On pense à l’été, on pense à l’été du point de vue de l’hiver, on rêve à l’été. On s’agrandit, comme le cœur qui gonfle, ou les bras s’ouvrent, afflux de larmes, sternum relâché, abdomen d’abeille, vive les comparaisons, j’ai des ailes de libellule. En calque veiné et plume de soie. Elle me fait penser à quelqu’un qui, sans le savoir, importerait dans une campagne moyenne, belle, mais à petite dimension, un paysage énorme comme dans ces parcs où l’on reconstituait avec quelques rochers au centre des villes une impression de montagne en accéléré. Faisons comme elle, agrandissons, prenons le large, vacances, abandonnons les détails. Grue gigantesque, ballon, on lâche les sacs de sable et on se retrouve en haut.
Here goes, I’m in, oh it’s marvelous. I find a corner, slip between the willows. Pebbles on my right. I see what you can hear. With my fingers I open the words. Walk along the banks with her, in her direction, she agrees, through a meadow without saying a thing, exactly what you want, at least I don’t need to say “I” anymore. No, sorry, what I meant is that “I” can mean anyone—you, we, they—because I am “I” for once. You know it’s rare, I don’t regret it, but it’s intense, more intense than usual, usually I play a role, terrible, but that’s the way it is, out of boredom, etc. I’m developing a very long theory about all of that, where in essence I’m outside myself, don’t have my own life, etc., and the reasons and causes of all that. She doesn’t respond. She’s right, no need to talk all the time. And then, talking and walking isn’t practical. She’s still silent, we walk through an ultrahot garden, buzzing flies, upheaval of dark green trees, camisole with wide lace trim, a countryside at once cultivated and wild. Exactly what you want. Mosaic prairies, enormous heat, longish walk through a jumble of garden, and crackkkk, right up to the house, the perfect house. Normal magic accessible to all. Old England farmstead, library brimming with books, small watercolors of grey rivers, everyday objects engraved in wood, thick beams and the smell of hay, giant cabin on the edge of the forest, I couldn’t be happier, I sigh. That’s might I would kiss her neck.
Golden sex.
We steep the afternoon in a wooden bathtub filled with scoops of linden flowers. I like her visual apparatus.
I like her skin and her tendons.
The extraordinary way her nerves articulate her face.
Oh you’re a singer.
I didn’t know.
Right.
With an axe I chop up a little violet wood bonheur-du-jour. The inlays look like the precious rosewood and ebony of a violin. I reconstruct. Home-schooled luthier. I glue, cut, no sooner said than done. There’s an abandoned harmonium in a corner, the two of us put on renditions of cantatas.
Key with angel voices.
We peddle to get the little organ breathing.

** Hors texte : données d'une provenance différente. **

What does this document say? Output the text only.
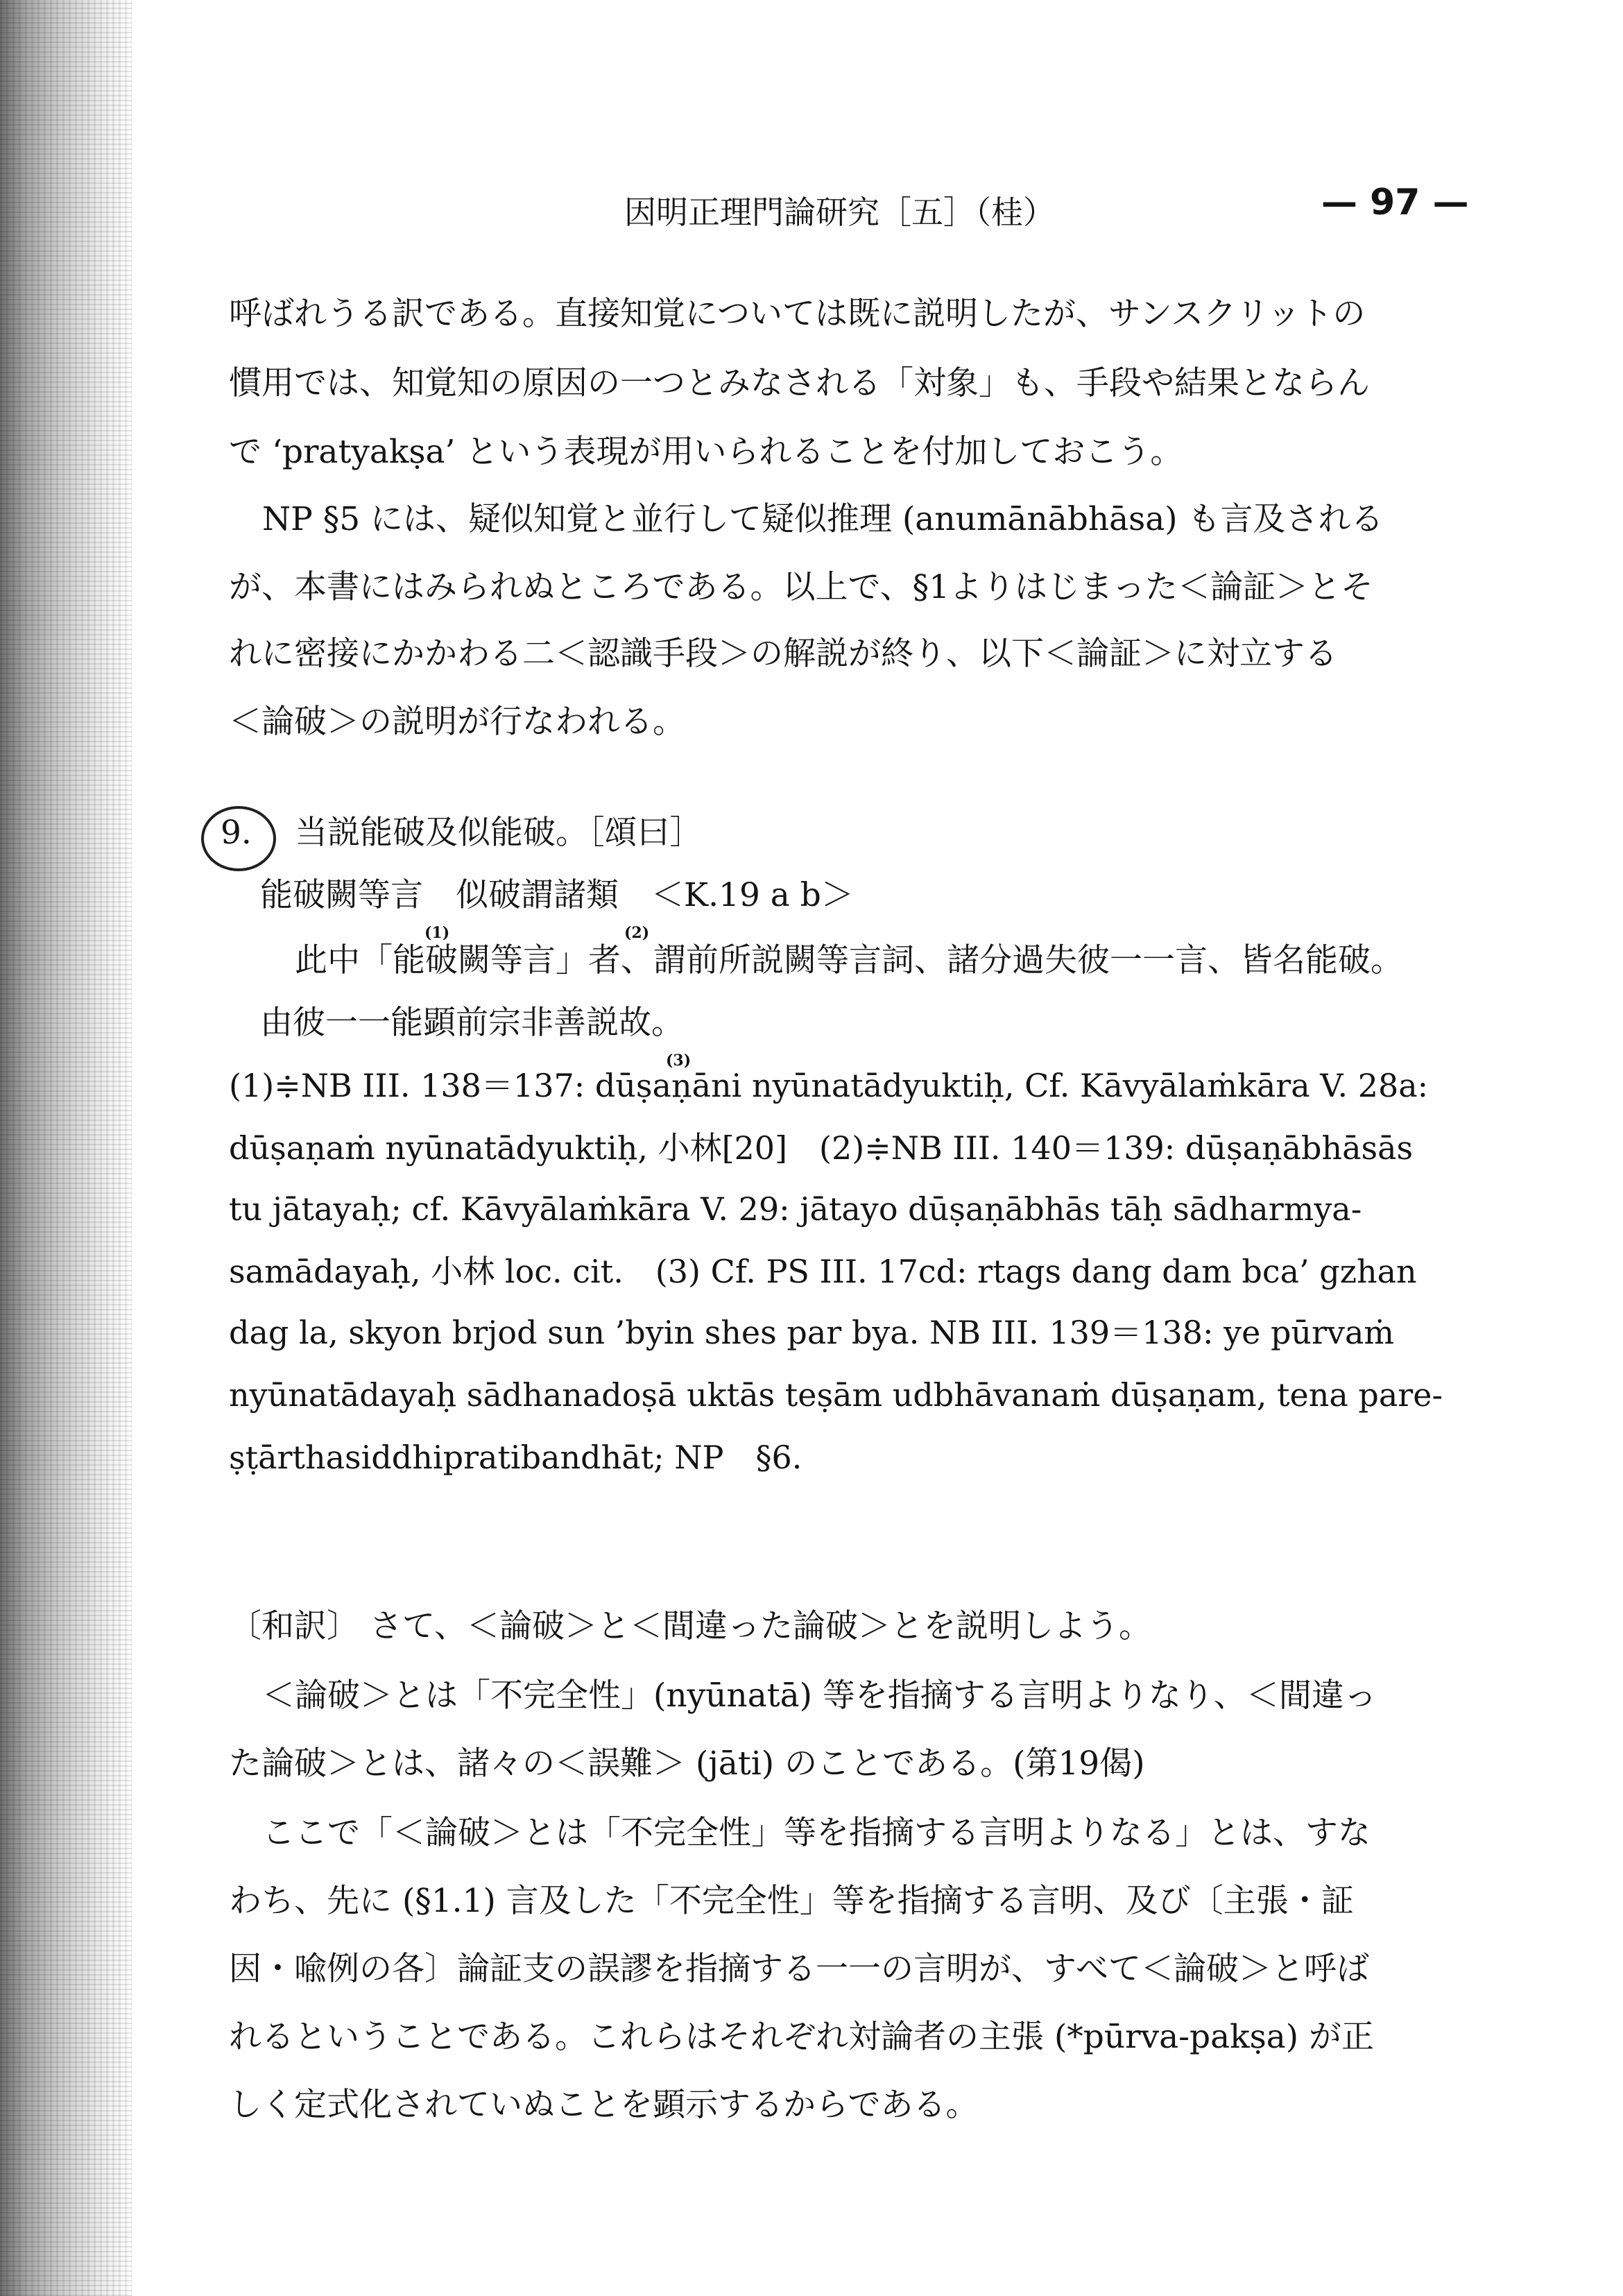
因明正理門論研究［五］（桂）	— 97 —
呼ばれうる訳である。直接知覚については既に説明したが、サンスクリットの
慣用では、知覚知の原因の一つとみなされる「対象」も、手段や結果とならん
で ‘pratyakṣa’ という表現が用いられることを付加しておこう。
NP §5 には、疑似知覚と並行して疑似推理 (anumānābhāsa) も言及される
が、本書にはみられぬところである。以上で、§1よりはじまった＜論証＞とそ
れに密接にかかわる二＜認識手段＞の解説が終り、以下＜論証＞に対立する
＜論破＞の説明が行なわれる。
9. 当説能破及似能破。［頌曰］
能破闕等言　似破謂諸類　＜K.19 a b＞
(1)	(2)
此中「能破闕等言」者、謂前所説闕等言詞、諸分過失彼一一言、皆名能破。
由彼一一能顕前宗非善説故。
(3)
(1)≑NB III. 138＝137: dūṣaṇāni nyūnatādyuktiḥ, Cf. Kāvyālaṁkāra V. 28a:
dūṣaṇaṁ nyūnatādyuktiḥ, 小林[20]　(2)≑NB III. 140＝139: dūṣaṇābhāsās
tu jātayaḥ; cf. Kāvyālaṁkāra V. 29: jātayo dūṣaṇābhās tāḥ sādharmya-
samādayaḥ, 小林 loc. cit.　(3) Cf. PS III. 17cd: rtags dang dam bca’ gzhan
dag la, skyon brjod sun ’byin shes par bya. NB III. 139＝138: ye pūrvaṁ
nyūnatādayaḥ sādhanadoṣā uktās teṣām udbhāvanaṁ dūṣaṇam, tena pare-
ṣṭārthasiddhipratibandhāt; NP　§6.
〔和訳〕 さて、＜論破＞と＜間違った論破＞とを説明しよう。
＜論破＞とは「不完全性」(nyūnatā) 等を指摘する言明よりなり、＜間違っ
た論破＞とは、諸々の＜誤難＞ (jāti) のことである。(第19偈)
ここで「＜論破＞とは「不完全性」等を指摘する言明よりなる」とは、すな
わち、先に (§1.1) 言及した「不完全性」等を指摘する言明、及び〔主張・証
因・喩例の各〕論証支の誤謬を指摘する一一の言明が、すべて＜論破＞と呼ば
れるということである。これらはそれぞれ対論者の主張 (*pūrva-pakṣa) が正
しく定式化されていぬことを顕示するからである。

We think summer, summer from the perspective of winter, we dream summer. We grow and grow, like a heart swelling, arms opening, flood of tears, sternum drop, bumble bee abdomen. I stretch my dragon fly wings. Long live comparisons. Veined tracing paper, silken feather. She makes me think of someone who, without knowing it, imports an enormous landscape into a country scene, pretty but small-scale, like those parks in the middle of cities where they take a few rocks and fast-forward to a mountain chain. Follow her lead, let’s grow, sail into the sky, abandon the details, vacation time. Gigantic crane, hot-air balloon, drop the sandbags and up we go.
Je me lève tôt.
Je me décale.
Le soleil est blanc.
La route de l’hôpital blanche.
Essayons.
On va commencer avec ça.
Se programmer.
Mettre en phrase mes commandes.
On va se concentrer.
C’est mon nouveau sport.
On va remonter le cerveau à l’envers, dès qu’une idée sort, comme une liane, on va la repiquer. On fait un écheveau. Une bobine de fil abandonnée, un électroaimant. On refoule, on accumule, on tresse, on se noue.
Comme ça.
Ressort la parole qu’on veut.
Et c’est irrésistible.
Un pélican plonge dans le bec de son fils.
Ça se mélange.
C’est merveilleux.
On chante à deux voix.
Pose tes pas.
Ça parle.
I’m up early and moving.
The sun is white.
The road to the hospital, white.
Let’s try.
We’ll start with that.
Self-program.
Phrase my commands.
Concentrate.
It’s my new sport.
We’re going to put the brain together backwards, as soon as an idea comes out, like a vine, we’re going to re-transplant it. Make a skein. An abandoned coil of wire, an electromagnet. We run it back, we stack, braid, join together.
Just like that.
Out comes the word we want.
And it’s irresistible.
A pelican plunges into his son’s bill.
Everything mixes.
It’s marvelous.
One song, two voices.
Step through spaces.
It speaks.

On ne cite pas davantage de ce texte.